On Behalf of | Feb 22, 2024 | Estate Planning

Purchasing a home is a major achievement, especially for first-time homeowners. Those who have just acquired real property deserve congratulations! It takes advance planning and real commitment to navigate the current real estate market.

This potentially beneficial financial decision could have a positive impact on someone’s personal wealth and standard of living for decades to come. However, it is important to acknowledge all of the responsibility that comes with owning a home. Someone who has recently acquired real property may need to consider what may happen to that home in the future. Specifically, they may need to create an estate plan if they have not already done so.

Why estate planning matters

It is very easy to procrastinate when considering estate planning.

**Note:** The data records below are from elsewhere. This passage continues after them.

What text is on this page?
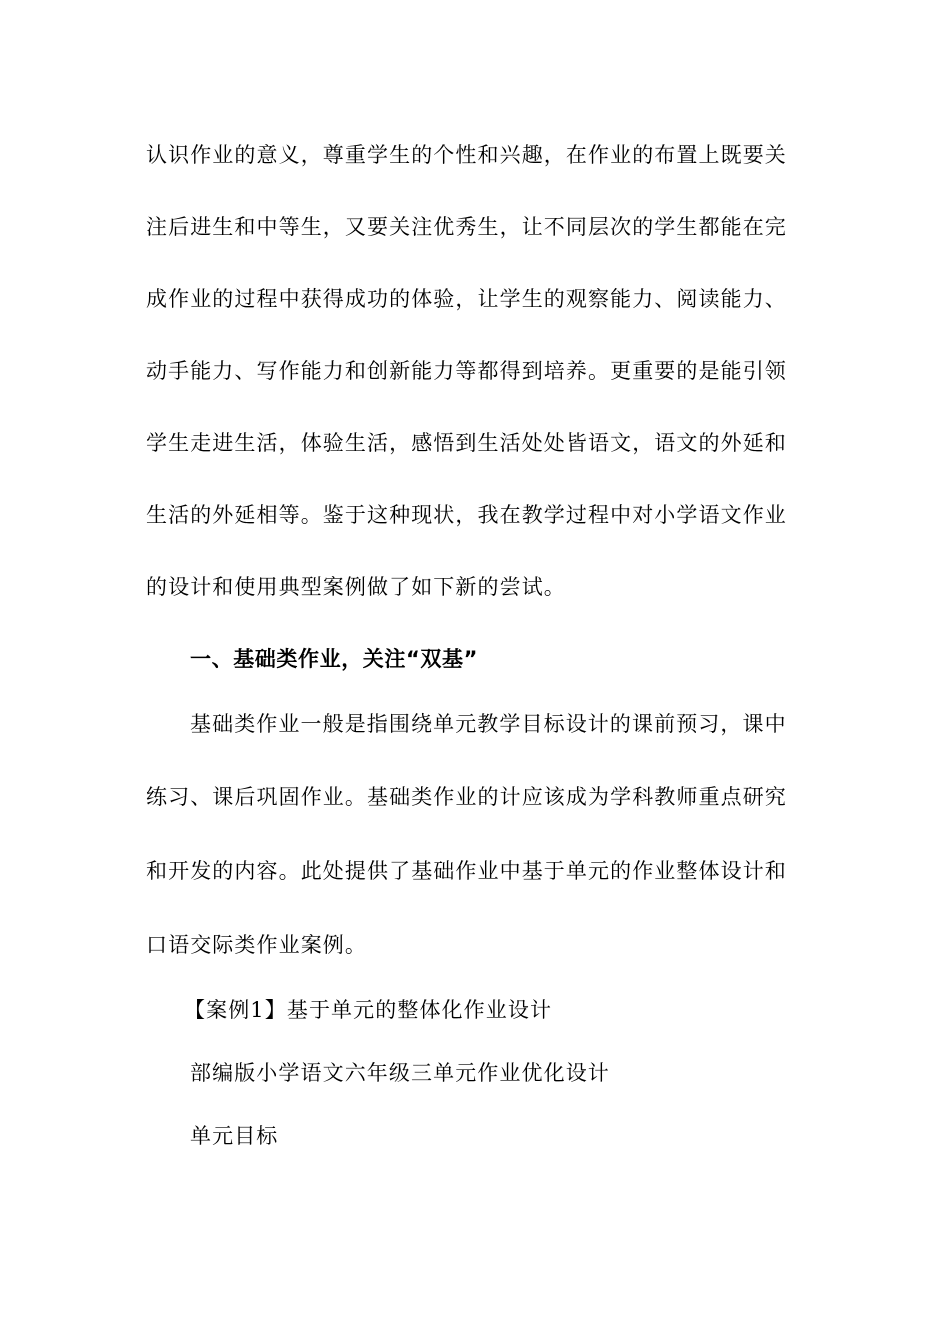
认识作业的意义，尊重学生的个性和兴趣，在作业的布置上既要关
注后进生和中等生，又要关注优秀生，让不同层次的学生都能在完
成作业的过程中获得成功的体验，让学生的观察能力、阅读能力、
动手能力、写作能力和创新能力等都得到培养。更重要的是能引领
学生走进生活，体验生活，感悟到生活处处皆语文，语文的外延和
生活的外延相等。鉴于这种现状，我在教学过程中对小学语文作业
的设计和使用典型案例做了如下新的尝试。
一、基础类作业，关注“双基”
基础类作业一般是指围绕单元教学目标设计的课前预习，课中
练习、课后巩固作业。基础类作业的计应该成为学科教师重点研究
和开发的内容。此处提供了基础作业中基于单元的作业整体设计和
口语交际类作业案例。
【案例1】基于单元的整体化作业设计
部编版小学语文六年级三单元作业优化设计
单元目标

Many Texas adults never get around to drafting a will and other estate planning paperwork. Then, their families may end up scrambling to handle matters after their death. Disputes about what should happen with their resources could potentially cause major damage to the relationships among their surviving loved ones.

Estate planning after someone acquires a home helps ensure that an asset that represents years of commitment and hard work passes to the right party. The testator drafting the estate plan can also address their other valuable resources. They can choose who should inherit the home and even make arrangements to pass their furnishings and other resources to specific beneficiaries.

Sometimes, someone with a blended family might decide to create a trust so that their spouse can continue living in the home until they die or remarry, but their children ultimately inherit the home. Other times, testators may buy additional life insurance so that their loved ones can pay off the mortgage still owed on the property if anything were to happen to them.

Estate planning after acquiring a home helps to ensure that this valuable resource remains in someone’s family and that the person purchasing the home has control over their legacy after their death. Alternatively, someone who already has an estate plan on record needs to update their documents to reflect their new status as a Texas homeowner. At the end of the day, addressing real property in an estate plan is crucial for the proper descent of the property after someone’s death.